A lot of Gilead’s business comes from treatments whose time to patent expiration is coming up, and patents are the stock in trade here. This is why you see stratospheric costs with some of these, for instance with a treatment for hepatitis that Gilead sells at a cost of $1000 per pill being replicated elsewhere for less than $5. The extra money earned is through their monopoly on it, and when this all ends, the big profits do too.
RBC Capital Markets are telling us that we’ve been too downbeat toward this stock and their downward sales trajectory. However, when you have both a stock’s technicals and fundamentals telling you not to be in something right now, that’s a tough thing to argue about.
Earnings are receding, and even more importantly, the company’s pipeline isn’t being kept up. Their chart also looks terrible, and there really isn’t much to like here, especially getting the amount of love needed to have this stock start taking off.
RBC’s Brian Abrahams reiterated his Outperform rating with Gilead on Thursday, with a target of $84, a 30% move up from where it is now.

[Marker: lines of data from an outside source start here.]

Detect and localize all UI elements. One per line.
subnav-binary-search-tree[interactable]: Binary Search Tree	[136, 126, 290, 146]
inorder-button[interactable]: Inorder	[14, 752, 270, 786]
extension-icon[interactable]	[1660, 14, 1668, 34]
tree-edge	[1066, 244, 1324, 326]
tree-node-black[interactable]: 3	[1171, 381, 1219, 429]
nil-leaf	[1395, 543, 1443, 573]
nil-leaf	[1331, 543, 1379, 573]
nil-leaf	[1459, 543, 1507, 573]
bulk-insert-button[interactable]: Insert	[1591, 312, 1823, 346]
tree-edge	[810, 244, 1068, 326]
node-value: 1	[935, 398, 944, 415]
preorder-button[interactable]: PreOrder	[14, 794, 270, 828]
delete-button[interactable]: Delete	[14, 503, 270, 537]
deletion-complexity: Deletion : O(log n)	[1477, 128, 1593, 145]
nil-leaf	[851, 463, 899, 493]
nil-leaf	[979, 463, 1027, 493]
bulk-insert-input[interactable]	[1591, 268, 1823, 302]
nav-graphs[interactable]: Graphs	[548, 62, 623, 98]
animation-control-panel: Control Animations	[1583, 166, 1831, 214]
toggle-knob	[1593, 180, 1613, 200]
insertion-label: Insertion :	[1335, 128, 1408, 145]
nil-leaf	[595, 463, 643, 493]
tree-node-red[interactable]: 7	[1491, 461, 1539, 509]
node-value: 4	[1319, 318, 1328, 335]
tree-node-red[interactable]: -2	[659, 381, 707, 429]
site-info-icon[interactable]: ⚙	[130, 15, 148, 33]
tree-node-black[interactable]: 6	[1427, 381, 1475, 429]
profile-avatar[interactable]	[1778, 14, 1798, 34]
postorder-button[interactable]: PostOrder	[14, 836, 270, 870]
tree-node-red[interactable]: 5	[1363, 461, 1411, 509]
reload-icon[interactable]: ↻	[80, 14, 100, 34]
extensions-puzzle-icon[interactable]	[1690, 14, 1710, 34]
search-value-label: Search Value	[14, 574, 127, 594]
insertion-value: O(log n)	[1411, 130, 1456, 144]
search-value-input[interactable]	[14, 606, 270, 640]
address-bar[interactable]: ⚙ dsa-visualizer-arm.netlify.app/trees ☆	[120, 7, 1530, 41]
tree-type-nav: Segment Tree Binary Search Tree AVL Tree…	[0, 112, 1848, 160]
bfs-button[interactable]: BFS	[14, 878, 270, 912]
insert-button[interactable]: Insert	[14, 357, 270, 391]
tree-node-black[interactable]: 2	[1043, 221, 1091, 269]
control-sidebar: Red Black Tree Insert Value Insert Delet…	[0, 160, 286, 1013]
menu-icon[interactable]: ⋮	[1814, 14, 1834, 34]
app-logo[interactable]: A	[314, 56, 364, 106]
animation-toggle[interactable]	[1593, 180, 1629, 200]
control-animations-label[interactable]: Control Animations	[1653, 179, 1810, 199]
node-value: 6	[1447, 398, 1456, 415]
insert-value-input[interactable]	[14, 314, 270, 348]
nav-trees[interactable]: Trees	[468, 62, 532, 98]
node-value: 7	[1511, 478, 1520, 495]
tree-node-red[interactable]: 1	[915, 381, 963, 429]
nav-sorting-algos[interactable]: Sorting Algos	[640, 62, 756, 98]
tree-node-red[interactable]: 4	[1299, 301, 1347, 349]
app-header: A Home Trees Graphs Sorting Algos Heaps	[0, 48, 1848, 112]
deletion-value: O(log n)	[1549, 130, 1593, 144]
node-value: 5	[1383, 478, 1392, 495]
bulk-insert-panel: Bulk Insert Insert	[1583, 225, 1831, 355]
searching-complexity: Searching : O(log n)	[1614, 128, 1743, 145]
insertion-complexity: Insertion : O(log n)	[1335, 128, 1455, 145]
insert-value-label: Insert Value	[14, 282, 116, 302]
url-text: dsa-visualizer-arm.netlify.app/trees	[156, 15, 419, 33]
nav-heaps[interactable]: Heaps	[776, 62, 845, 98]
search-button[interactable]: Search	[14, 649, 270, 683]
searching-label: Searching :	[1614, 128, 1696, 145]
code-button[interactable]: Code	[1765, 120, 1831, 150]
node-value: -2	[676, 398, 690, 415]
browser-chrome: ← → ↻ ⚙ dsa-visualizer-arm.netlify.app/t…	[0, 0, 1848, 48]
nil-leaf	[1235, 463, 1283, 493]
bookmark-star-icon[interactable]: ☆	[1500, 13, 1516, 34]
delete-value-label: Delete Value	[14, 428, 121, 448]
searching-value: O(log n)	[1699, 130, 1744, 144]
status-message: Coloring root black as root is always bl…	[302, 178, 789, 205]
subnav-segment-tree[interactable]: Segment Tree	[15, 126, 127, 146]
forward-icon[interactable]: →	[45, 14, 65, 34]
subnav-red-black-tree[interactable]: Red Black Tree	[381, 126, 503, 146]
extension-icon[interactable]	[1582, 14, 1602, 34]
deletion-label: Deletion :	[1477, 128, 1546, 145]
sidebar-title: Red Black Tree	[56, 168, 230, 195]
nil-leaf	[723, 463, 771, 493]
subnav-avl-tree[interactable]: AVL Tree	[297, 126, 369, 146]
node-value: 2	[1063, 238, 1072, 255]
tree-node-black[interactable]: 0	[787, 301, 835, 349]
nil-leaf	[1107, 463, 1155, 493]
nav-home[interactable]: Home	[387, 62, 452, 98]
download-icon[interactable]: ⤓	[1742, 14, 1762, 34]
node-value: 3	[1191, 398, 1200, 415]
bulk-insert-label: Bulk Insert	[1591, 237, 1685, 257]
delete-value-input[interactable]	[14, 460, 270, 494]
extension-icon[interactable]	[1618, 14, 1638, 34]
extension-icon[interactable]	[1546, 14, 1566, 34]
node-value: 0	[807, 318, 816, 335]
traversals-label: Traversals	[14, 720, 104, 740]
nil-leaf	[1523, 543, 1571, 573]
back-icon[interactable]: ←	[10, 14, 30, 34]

The stock had been right at this level for a brief time during both January 2018 and August 2017, although it sure doesn’t look like it’s on its way back there right now. We have lost this 30% over the last 14 months, and while it may indeed come back at some point in the future, it’s hard to figure why this would be the time.
Gilead isn’t outperforming at all right now, it is instead well underperforming, by this 30% in fact, during a time where the broader Nasdaq is trading higher than it did back then. Outperform means that it is expected to do so going forward, not that it has, but that journey needs to at least begin before we should get very excited.
There is one potential bright light to the company’s future prospects, which is a new HIV drug that Gilead has in the works, which Abrahams sees has having the potential to get the company back on the right track. He feels that this drug “has underappreciated potential to transform HIV treatment and catalyze a next growth phase for GILD’s HIV franchise.”
This drug is still being developed though, and while the trials so far have been promising, investors thus far have not been that impressed. None of this is a secret to the market, but they just don’t seem to care. If and when they do, that’s the time to start thinking about all this.
This is not even about Abrahams being ultimately wrong or right about this, and this may indeed end up breathing new life to the company if and when it gets released, it is about the timing of the matter.
Even if we knew this will happen with certainty though, we’re still left with the decision as to when to jump on this and see the resurgence in the stock. If we believe that a stock will outperform, we at should wait until this at least begins to happen. Maybe that’s next week, or next year, but we do need to wait until the market at least appears to be agreeing, because this is what will drive the price up, and nothing else will do.
When we look at the whole picture here, this stock may have some promise down the road, but not so much at the present time. This may change, but we will be watching and waiting, as it would be prudent to do.